Joe: In my experience, it was at some point in the '90s when I first encountered an operation and it was a training event. In which, it was necessary to transfer information from networks of different levels of classification in order to have the information that you needed to operate.
Joe: That for me was the introduction of the requirement for what we call a transfer guard device functioning as a cross-domain solution.
Eric: That would be right around the time when we were sending information back. Obviously, I know where it went, but I didn't know exactly what they did with it after that. Interesting. And then access guards came around after that.
Multiple Independent Levels of Security
Joe: That's an interesting technology too. Had we had something like that, it would have simplified the situation that I had during my last deployment in Afghanistan where I was the CJ6, the Coalition J6 for ISAF, the International Security Assistance Force, which was a NATO-led operation.
Joe: We have 50 different nations in the coalition. There was an existing network that had been established in order for ISAF nations to share classified information with each other. But in order to create that security domain, we applied a set of dedicated encryption devices to a cryptographically isolated network.
Joe: Then we used a dedicated set of computing here on that network. On my desk, I had a computer for that network. I had a computer for the US classified network, I had a computer for the US unclassified network. And I had just as many phones as I had computers.
Eric: One for each network essentially.
Joe: An access cross-domain solution would have essentially allowed me to use one device if it is credited to simultaneously process Multiple Independent Levels of Security. That MILS acronym is the go-to there. When I was a younger officer, we just call it MLS, Multi-Level Security.

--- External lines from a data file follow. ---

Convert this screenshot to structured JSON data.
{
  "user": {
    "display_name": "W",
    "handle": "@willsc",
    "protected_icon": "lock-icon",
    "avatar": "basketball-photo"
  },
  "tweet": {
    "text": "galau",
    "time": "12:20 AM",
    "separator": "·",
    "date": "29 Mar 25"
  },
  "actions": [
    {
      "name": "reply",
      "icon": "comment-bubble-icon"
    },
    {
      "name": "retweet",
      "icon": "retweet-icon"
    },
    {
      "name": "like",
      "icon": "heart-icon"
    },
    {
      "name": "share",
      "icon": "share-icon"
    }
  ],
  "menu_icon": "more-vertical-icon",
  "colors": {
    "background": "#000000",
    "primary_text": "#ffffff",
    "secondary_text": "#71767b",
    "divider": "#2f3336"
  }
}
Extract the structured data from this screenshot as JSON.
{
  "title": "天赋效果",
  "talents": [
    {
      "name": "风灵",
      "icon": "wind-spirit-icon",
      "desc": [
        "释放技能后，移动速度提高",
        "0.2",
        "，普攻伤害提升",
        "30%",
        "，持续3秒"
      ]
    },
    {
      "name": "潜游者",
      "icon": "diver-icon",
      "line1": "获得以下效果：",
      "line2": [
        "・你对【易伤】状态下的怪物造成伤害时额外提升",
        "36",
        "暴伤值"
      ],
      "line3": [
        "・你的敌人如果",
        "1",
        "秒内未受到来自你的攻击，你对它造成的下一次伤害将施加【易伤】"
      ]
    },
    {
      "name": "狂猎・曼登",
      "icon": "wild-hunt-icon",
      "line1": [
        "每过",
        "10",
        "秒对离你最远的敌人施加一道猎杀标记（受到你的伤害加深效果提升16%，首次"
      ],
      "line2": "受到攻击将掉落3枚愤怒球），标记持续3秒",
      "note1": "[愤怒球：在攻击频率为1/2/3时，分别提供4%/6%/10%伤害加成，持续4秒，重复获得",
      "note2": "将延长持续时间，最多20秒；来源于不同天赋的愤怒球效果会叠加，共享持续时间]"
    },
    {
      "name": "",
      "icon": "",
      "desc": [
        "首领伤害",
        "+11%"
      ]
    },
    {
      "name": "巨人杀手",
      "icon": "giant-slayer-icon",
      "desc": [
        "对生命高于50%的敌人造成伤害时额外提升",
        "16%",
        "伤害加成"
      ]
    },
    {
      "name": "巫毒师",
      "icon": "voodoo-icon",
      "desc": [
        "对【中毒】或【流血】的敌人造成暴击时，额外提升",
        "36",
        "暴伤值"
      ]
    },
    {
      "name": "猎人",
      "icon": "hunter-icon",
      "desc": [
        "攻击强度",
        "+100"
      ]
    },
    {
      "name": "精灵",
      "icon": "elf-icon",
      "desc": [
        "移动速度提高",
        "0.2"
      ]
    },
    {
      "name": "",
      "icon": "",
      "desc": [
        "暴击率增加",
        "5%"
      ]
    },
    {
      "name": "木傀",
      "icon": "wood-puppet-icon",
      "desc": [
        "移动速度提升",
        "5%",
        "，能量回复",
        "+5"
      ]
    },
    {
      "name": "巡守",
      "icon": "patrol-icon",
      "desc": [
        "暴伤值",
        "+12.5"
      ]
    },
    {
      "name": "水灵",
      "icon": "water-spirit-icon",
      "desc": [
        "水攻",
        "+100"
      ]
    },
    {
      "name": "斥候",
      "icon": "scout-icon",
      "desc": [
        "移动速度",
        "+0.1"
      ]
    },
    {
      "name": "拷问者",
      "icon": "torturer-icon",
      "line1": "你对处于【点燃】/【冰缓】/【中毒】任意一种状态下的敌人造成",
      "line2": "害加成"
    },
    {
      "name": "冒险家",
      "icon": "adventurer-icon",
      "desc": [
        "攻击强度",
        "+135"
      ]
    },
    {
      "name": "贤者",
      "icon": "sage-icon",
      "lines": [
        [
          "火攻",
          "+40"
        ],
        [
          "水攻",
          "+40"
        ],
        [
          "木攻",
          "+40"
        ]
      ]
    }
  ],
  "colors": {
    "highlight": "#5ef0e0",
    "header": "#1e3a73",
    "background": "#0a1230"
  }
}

Joe: But a multilevel secure access device would have reduced the cost of the technology footprint at each user's desk. Such as mine, by significant factor.
Carolyn: This week's conversation with Joe required more time than we have in a normal episode. We decided to continue the conversation, but break it into two episodes.

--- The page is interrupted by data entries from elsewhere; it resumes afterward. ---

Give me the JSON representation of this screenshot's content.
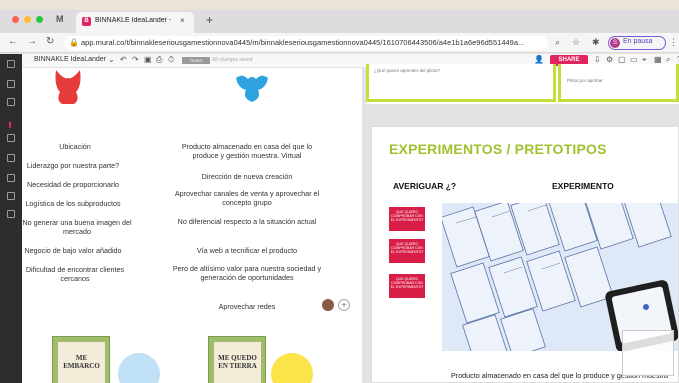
{
  "browser": {
    "tab_inactive_label": "M",
    "tab_active_title": "BINNAKLE IdeaLander - BINN",
    "tab_fav": "B",
    "tab_close": "×",
    "new_tab": "+",
    "url": "app.mural.co/t/binnakleseriousgamestionnova0445/m/binnakleseriousgamestionnova0445/1610706443506/a4e1b1a6e96d551449a...",
    "profile_initial": "S",
    "profile_label": "En pausa"
  },
  "mural": {
    "title": "BINNAKLE IdeaLander",
    "badge": "TIMER",
    "saved": "All changes saved",
    "share": "SHARE",
    "green_box_prompt": "¿Qué quiero aprender del piloto?",
    "green_box2_prompt": "Piloto por aprobar"
  },
  "board_left": {
    "col1": [
      "Ubicación",
      "Liderazgo por nuestra parte?",
      "Necesidad de proporcionarlo",
      "Logística de los subproductos",
      "No generar una buena imagen del mercado",
      "Negocio de bajo valor añadido",
      "Dificultad de encontrar clientes cercanos"
    ],
    "col2": [
      "Producto almacenado en casa del que lo produce y gestión muestra. Virtual",
      "Dirección de nueva creación",
      "Aprovechar canales de venta y aprovechar el concepto grupo",
      "No diferencial respecto a la situación actual",
      "Vía web a tecnificar el producto",
      "Pero de altísimo valor para nuestra sociedad y generación de oportunidades",
      "Aprovechar redes"
    ],
    "book1": "ME EMBARCO",
    "book2": "ME QUEDO EN TIERRA"
  },
  "board_right": {
    "title": "EXPERIMENTOS / PRETOTIPOS",
    "col_a": "AVERIGUAR ¿?",
    "col_b": "EXPERIMENTO",
    "sticky": "QUE QUIERO COMPROBAR CON EL EXPERIMENTO?",
    "bottom": "Producto almacenado en casa del que lo produce y gestión muestra"
  },
  "colors": {
    "accent": "#e0245e",
    "lime": "#c6de3a",
    "title_green": "#9ec32e"
  }
}
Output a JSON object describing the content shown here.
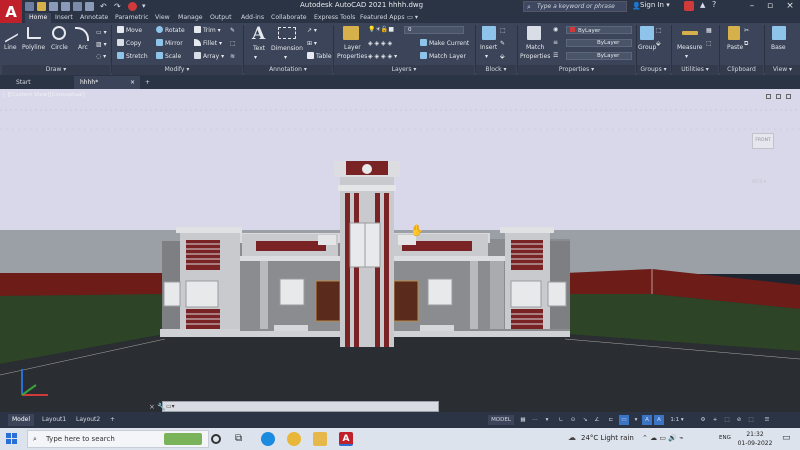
{
  "app": {
    "logo": "A",
    "title": "Autodesk AutoCAD 2021   hhhh.dwg"
  },
  "search": {
    "placeholder": "Type a keyword or phrase"
  },
  "account": {
    "signin": "Sign In"
  },
  "ribbon_tabs": [
    "Home",
    "Insert",
    "Annotate",
    "Parametric",
    "View",
    "Manage",
    "Output",
    "Add-ins",
    "Collaborate",
    "Express Tools",
    "Featured Apps"
  ],
  "draw": {
    "line": "Line",
    "polyline": "Polyline",
    "circle": "Circle",
    "arc": "Arc",
    "title": "Draw ▾"
  },
  "modify": {
    "move": "Move",
    "rotate": "Rotate",
    "trim": "Trim",
    "copy": "Copy",
    "mirror": "Mirror",
    "fillet": "Fillet",
    "stretch": "Stretch",
    "scale": "Scale",
    "array": "Array",
    "title": "Modify ▾"
  },
  "annotation": {
    "text": "Text",
    "dimension": "Dimension",
    "table": "Table",
    "title": "Annotation ▾"
  },
  "layers": {
    "layer_properties_1": "Layer",
    "layer_properties_2": "Properties",
    "current_layer": "0",
    "make_current": "Make Current",
    "match_layer": "Match Layer",
    "title": "Layers ▾"
  },
  "block": {
    "insert": "Insert",
    "title": "Block ▾"
  },
  "properties": {
    "match_1": "Match",
    "match_2": "Properties",
    "color": "ByLayer",
    "linetype": "ByLayer",
    "lineweight": "ByLayer",
    "title": "Properties ▾"
  },
  "groups": {
    "group": "Group",
    "title": "Groups ▾"
  },
  "utilities": {
    "measure": "Measure",
    "title": "Utilities ▾"
  },
  "clipboard": {
    "paste": "Paste",
    "title": "Clipboard"
  },
  "view": {
    "base": "Base",
    "title": "View ▾"
  },
  "doc_tabs": {
    "start": "Start",
    "drawing": "hhhh*",
    "add": "+"
  },
  "viewport": {
    "label": "[-][Custom View][Conceptual]",
    "viewcube": "FRONT",
    "wcs": "WCS ▾"
  },
  "layout_tabs": {
    "model": "Model",
    "layout1": "Layout1",
    "layout2": "Layout2",
    "add": "+"
  },
  "status": {
    "model": "MODEL",
    "scale": "1:1 ▾"
  },
  "taskbar": {
    "search": "Type here to search",
    "weather": "24°C  Light rain",
    "lang": "ENG",
    "time": "21:32",
    "date": "01-09-2022"
  },
  "colors": {
    "accent": "#c0202a",
    "ribbon_bg": "#3b4458",
    "building_red": "#7a2325",
    "sky": "#d9d8ea"
  }
}
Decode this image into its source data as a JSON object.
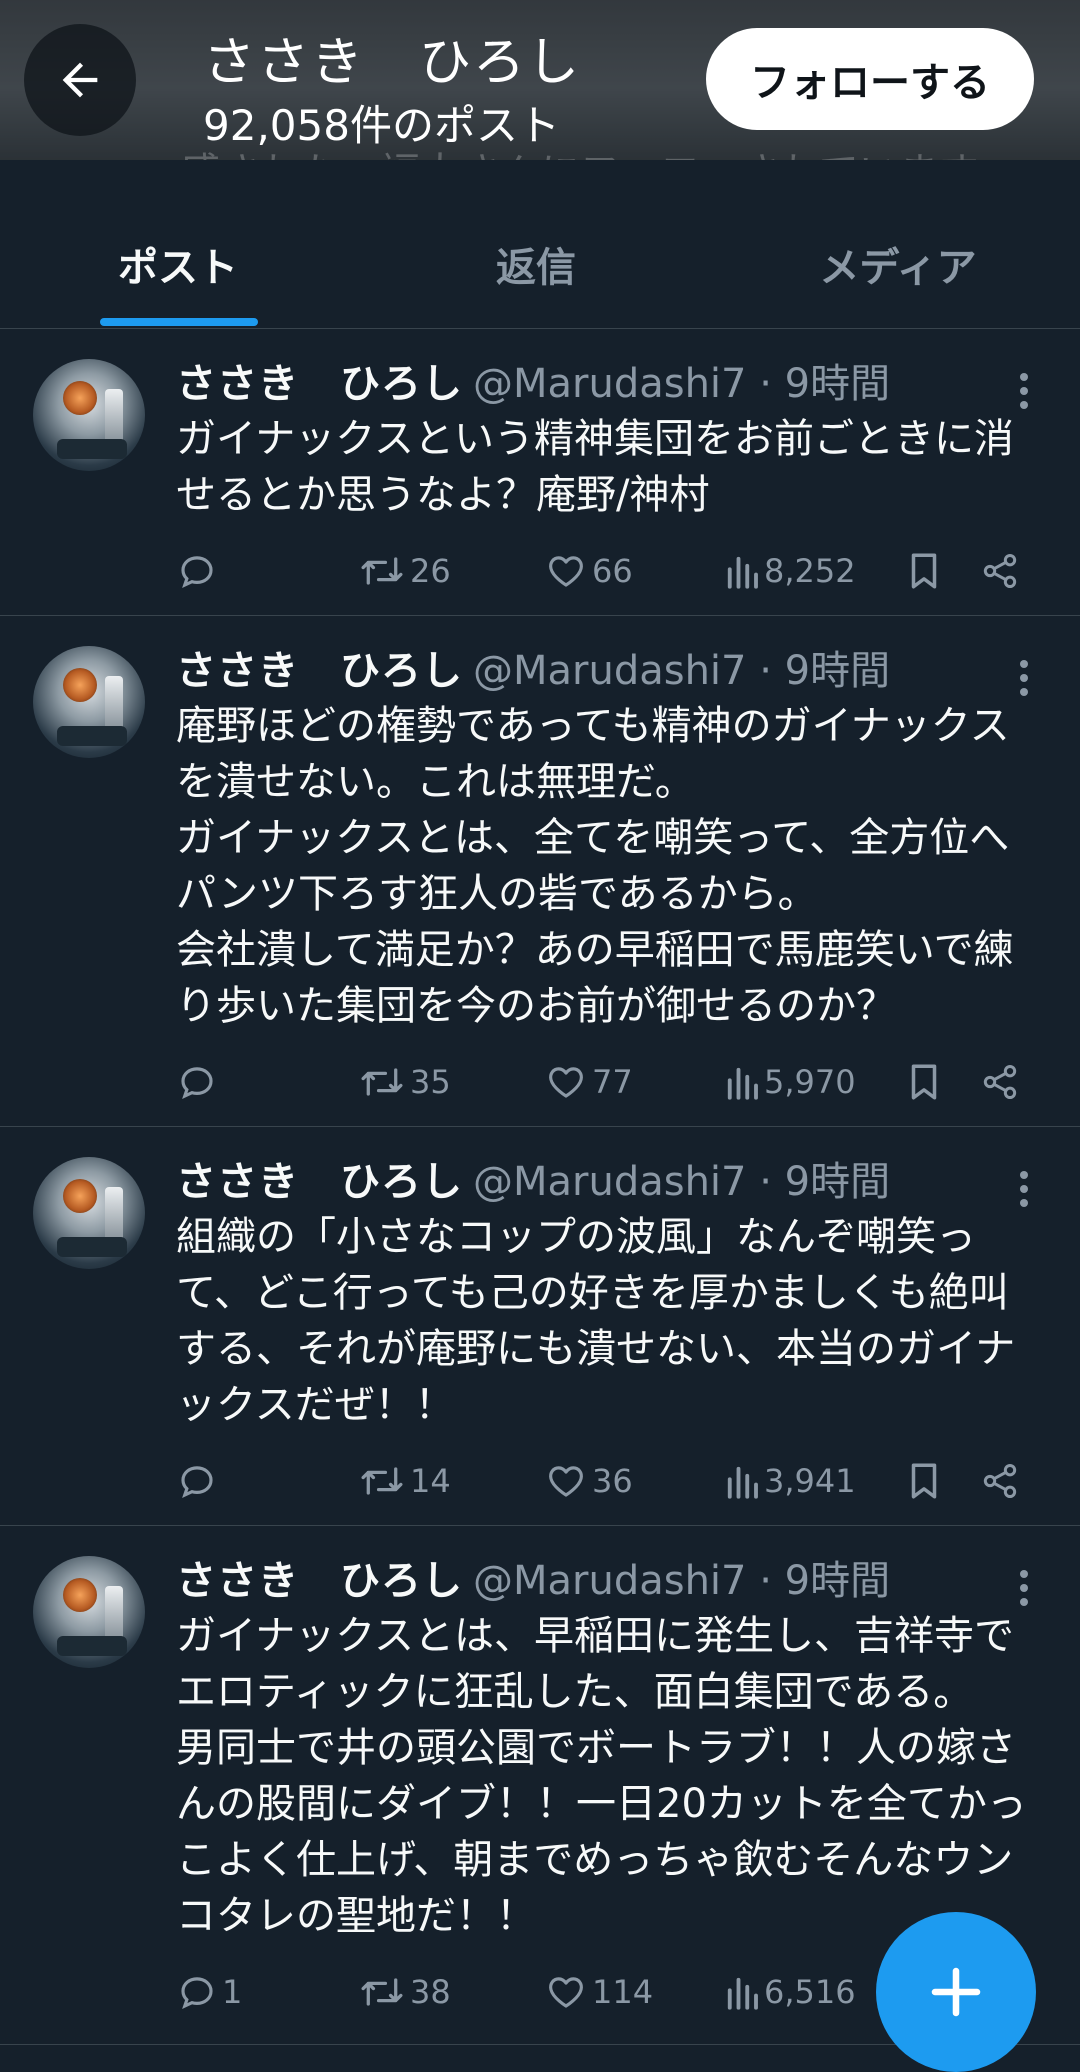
{
  "header": {
    "name": "ささき　ひろし",
    "post_count": "92,058件のポスト",
    "follow_label": "フォローする",
    "bio_partial": "感された、福大さんにフォローされています"
  },
  "tabs": [
    {
      "label": "ポスト",
      "active": true
    },
    {
      "label": "返信",
      "active": false
    },
    {
      "label": "メディア",
      "active": false
    }
  ],
  "tweets": [
    {
      "name": "ささき　ひろし",
      "meta": "@Marudashi7 · 9時間",
      "lines": [
        "ガイナックスという精神集団をお前ごときに消",
        "せるとか思うなよ？庵野/神村"
      ],
      "replies": "",
      "retweets": "26",
      "likes": "66",
      "views": "8,252"
    },
    {
      "name": "ささき　ひろし",
      "meta": "@Marudashi7 · 9時間",
      "lines": [
        "庵野ほどの権勢であっても精神のガイナックス",
        "を潰せない。これは無理だ。",
        "ガイナックスとは、全てを嘲笑って、全方位へ",
        "パンツ下ろす狂人の砦であるから。",
        "会社潰して満足か？あの早稲田で馬鹿笑いで練",
        "り歩いた集団を今のお前が御せるのか？"
      ],
      "replies": "",
      "retweets": "35",
      "likes": "77",
      "views": "5,970"
    },
    {
      "name": "ささき　ひろし",
      "meta": "@Marudashi7 · 9時間",
      "lines": [
        "組織の「小さなコップの波風」なんぞ嘲笑っ",
        "て、どこ行っても己の好きを厚かましくも絶叫",
        "する、それが庵野にも潰せない、本当のガイナ",
        "ックスだぜ！！"
      ],
      "replies": "",
      "retweets": "14",
      "likes": "36",
      "views": "3,941"
    },
    {
      "name": "ささき　ひろし",
      "meta": "@Marudashi7 · 9時間",
      "lines": [
        "ガイナックスとは、早稲田に発生し、吉祥寺で",
        "エロティックに狂乱した、面白集団である。",
        "男同士で井の頭公園でボートラブ！！人の嫁さ",
        "んの股間にダイブ！！一日20カットを全てかっ",
        "こよく仕上げ、朝までめっちゃ飲むそんなウン",
        "コタレの聖地だ！！"
      ],
      "replies": "1",
      "retweets": "38",
      "likes": "114",
      "views": "6,516"
    }
  ]
}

Carolyn: This week is part one. Tune in next week for part two to hear what Joe has to say about how the pandemic has changed communications. And the internet of things has made the military think differently about cybersecurity.
About Our Guest
Joe Brendler Principal, Deep Water Point, LLC and Major General U.S. Army (Retired). MG (ret.) Joseph Brendler is a senior executive and thought leader with more than 30 years of experience managing large organizations. Specializing in delivery of information technology, networks, and cybersecurity solutions.
Prior to starting his consulting business, MG Brendler was Chief of Staff for the United States Cyber Command (USCYBERCOM). And prior to that the Director of Strategic Planning, Policy, and Partnerships for USCYBERCOM. In those roles, he participated in the oversight of operations and the development of US military cyber doctrine and of DoD and national cyber policy.
Prior to those assignments, he served as US Army Director of Architecture, Operations, Networks and Space under the Army CIO/G6. He was Chief of C5ISR, US Forces J6, and NATO Forces CJ6, for ISAF, in Kabul, Afghanistan. MG Brendler also served as the Chief of Staff for the Defense Information Systems Agency.